Tony Giannola was an early Mafia boss in the Detroit area. He and his younger brother Salvatore "Sam" built a produce monopoly in Wyandotte, extorted payments from successful Italian businessmen in Wyandotte and Detroit and engaged in a series of gang wars that eventually claimed both of their lives.
First noted in Ford City in the early 1900s, Tony Giannola established a successful produce business there. He was later connected with grocery and macaroni businesses. He also built up a Mafia organization that included many of the later leaders of Detroit's underworld.

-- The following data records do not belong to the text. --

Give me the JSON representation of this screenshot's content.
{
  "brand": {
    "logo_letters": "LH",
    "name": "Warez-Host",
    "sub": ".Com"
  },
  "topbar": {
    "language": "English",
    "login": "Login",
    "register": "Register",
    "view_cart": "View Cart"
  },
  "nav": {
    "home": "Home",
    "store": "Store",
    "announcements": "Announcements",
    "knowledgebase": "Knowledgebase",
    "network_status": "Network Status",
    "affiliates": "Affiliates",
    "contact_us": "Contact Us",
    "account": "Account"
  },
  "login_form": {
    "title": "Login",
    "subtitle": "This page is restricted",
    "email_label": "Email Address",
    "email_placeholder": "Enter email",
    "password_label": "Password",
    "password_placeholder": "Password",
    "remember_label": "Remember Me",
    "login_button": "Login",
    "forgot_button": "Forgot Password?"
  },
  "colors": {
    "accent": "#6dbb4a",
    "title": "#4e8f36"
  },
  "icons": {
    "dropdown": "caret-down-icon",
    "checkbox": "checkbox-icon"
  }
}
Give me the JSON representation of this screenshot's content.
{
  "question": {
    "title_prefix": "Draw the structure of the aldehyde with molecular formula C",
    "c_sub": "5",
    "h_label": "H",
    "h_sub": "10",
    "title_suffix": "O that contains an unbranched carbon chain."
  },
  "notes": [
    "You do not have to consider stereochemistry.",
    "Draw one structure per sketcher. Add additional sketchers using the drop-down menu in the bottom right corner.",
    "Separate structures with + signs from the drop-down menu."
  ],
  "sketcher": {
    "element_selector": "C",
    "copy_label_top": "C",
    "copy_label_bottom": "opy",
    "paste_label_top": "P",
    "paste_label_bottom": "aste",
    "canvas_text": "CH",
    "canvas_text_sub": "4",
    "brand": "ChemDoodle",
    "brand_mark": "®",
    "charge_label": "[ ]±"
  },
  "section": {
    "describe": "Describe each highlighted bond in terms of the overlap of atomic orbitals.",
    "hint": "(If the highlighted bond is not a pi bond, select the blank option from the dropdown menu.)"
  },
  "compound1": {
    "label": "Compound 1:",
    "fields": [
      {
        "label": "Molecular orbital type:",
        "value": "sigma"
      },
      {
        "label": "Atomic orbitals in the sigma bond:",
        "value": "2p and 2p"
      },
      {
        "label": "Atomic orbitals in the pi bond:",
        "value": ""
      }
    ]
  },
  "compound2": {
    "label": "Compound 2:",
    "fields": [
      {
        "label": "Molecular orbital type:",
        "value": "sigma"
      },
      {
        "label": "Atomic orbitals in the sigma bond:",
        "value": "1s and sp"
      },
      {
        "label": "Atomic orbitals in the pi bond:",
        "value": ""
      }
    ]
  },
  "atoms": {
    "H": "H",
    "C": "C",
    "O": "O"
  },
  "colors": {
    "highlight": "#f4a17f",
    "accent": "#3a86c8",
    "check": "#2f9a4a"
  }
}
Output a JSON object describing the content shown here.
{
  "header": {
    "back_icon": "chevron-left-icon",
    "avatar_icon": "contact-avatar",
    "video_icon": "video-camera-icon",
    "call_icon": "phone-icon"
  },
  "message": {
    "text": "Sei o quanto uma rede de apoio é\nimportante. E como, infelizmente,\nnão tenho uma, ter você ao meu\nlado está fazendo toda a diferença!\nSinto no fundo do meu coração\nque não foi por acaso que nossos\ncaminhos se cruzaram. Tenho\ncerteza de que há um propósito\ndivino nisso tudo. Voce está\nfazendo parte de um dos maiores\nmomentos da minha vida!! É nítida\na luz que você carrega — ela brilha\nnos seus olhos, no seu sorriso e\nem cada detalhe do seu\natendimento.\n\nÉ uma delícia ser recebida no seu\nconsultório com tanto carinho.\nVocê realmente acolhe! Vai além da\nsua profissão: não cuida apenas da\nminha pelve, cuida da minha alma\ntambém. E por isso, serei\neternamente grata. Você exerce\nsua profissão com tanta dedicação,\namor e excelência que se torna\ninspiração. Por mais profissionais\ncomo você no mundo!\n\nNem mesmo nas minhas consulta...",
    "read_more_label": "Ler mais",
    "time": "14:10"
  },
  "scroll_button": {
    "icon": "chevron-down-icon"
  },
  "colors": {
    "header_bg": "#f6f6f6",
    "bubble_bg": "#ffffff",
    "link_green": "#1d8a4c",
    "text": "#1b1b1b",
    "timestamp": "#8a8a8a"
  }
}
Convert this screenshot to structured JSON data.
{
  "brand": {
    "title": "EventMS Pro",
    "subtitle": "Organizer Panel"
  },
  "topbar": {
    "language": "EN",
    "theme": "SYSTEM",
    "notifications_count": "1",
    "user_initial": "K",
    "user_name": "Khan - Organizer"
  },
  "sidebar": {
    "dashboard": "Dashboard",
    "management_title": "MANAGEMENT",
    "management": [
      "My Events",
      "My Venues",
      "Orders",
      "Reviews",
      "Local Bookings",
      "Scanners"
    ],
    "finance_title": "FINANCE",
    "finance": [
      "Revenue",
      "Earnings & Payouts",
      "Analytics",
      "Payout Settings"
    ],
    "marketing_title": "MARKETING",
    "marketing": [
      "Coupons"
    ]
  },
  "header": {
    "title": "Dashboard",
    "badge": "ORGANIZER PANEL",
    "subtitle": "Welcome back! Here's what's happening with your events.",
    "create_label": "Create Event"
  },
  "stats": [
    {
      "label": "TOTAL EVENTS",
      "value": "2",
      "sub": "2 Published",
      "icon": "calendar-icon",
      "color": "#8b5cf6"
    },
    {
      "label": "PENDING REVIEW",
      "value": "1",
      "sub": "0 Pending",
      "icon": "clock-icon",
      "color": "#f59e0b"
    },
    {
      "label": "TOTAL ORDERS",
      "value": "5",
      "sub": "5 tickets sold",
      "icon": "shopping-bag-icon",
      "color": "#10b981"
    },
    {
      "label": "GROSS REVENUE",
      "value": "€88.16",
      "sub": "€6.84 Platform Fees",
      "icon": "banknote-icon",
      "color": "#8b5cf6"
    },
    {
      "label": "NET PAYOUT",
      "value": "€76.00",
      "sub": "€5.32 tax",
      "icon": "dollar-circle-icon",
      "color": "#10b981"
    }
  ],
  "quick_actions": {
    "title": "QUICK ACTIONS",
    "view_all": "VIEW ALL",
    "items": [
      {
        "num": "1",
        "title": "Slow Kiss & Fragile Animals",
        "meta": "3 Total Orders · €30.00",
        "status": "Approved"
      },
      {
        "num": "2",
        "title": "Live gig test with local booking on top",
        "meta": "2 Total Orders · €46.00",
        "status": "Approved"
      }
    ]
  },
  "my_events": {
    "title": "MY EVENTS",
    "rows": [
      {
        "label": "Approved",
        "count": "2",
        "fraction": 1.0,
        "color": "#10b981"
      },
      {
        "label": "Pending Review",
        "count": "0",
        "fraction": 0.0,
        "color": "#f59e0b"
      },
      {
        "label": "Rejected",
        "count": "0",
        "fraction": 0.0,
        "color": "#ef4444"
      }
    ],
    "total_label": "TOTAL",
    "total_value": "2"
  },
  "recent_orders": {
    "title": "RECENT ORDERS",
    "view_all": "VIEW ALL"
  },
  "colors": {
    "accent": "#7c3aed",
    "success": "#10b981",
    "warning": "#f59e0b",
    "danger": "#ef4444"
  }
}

Around 1910, Giannola pushed into Detroit's East Side business district, conducting Black Hand extortion rackets in that area. Local businessmen embraced rival underworld leader Vito Adamo as their protector and organized a vigilante White Hand Society. Giannola and Adamo fought each other for years. The Giannola brothers were arrested after a September 1913 exchange of gunfire with rivals that seriously wounded a passerby. They were charged with minor offenses and released.
The Giannola Gang lost some of its more powerful members when Tony Giannola and his business partner Peter Bosco parted ways. Giannola apparently believed that Bosco was cheating him. When Bosco was murdered in October 1918, Bosco lieutenant John Vitale and Bosco's entire underworld faction broke with the Giannolas.
Bosco followers were believed to be behind the Jan. 3, 1919, murder of Tony Giannola. That evening, Giannola was visiting the family of a just-murdered friend. As he approached the house, a gunman emerged from a dark alley and shot him in the head and body. Police found the dead Mafia boss outside of 189 Rivard Street.
See also:
Sources:
- Tony Giannola Death Certificate, State of Michigan Department of State Division of Vital Statistics, reg. no. 205, Jan. 3, 1919.
- "Alleged assassins sued by innocent bystander," Detroit Free Press, May 14, 1915, p. 5.
- "Gunmen murder 'Tony' Giannola, fuedist leader," Detroit Free Press, Jan. 4, 1919, p. 1.
- "Murdered men suspected as German spies," Detroit Free Press, Nov. 17, 1916, p. 1.
- "Trial of 4 for Peter Bosco murder begun," Detroit Free Press, Dec. 30, 1919, p. B1.
- Rice, Dennis, "Antonio Giannola, Jr.," Find A Grave, findagrave.com, memorial no. 7814142, Sept. 1, 2003, accessed Nov. 24, 2018.
- Murray, Riley, "Sicilian gang guns blazed in city feud," Detroit Free Press, Aug. 27, 1950, p. E8.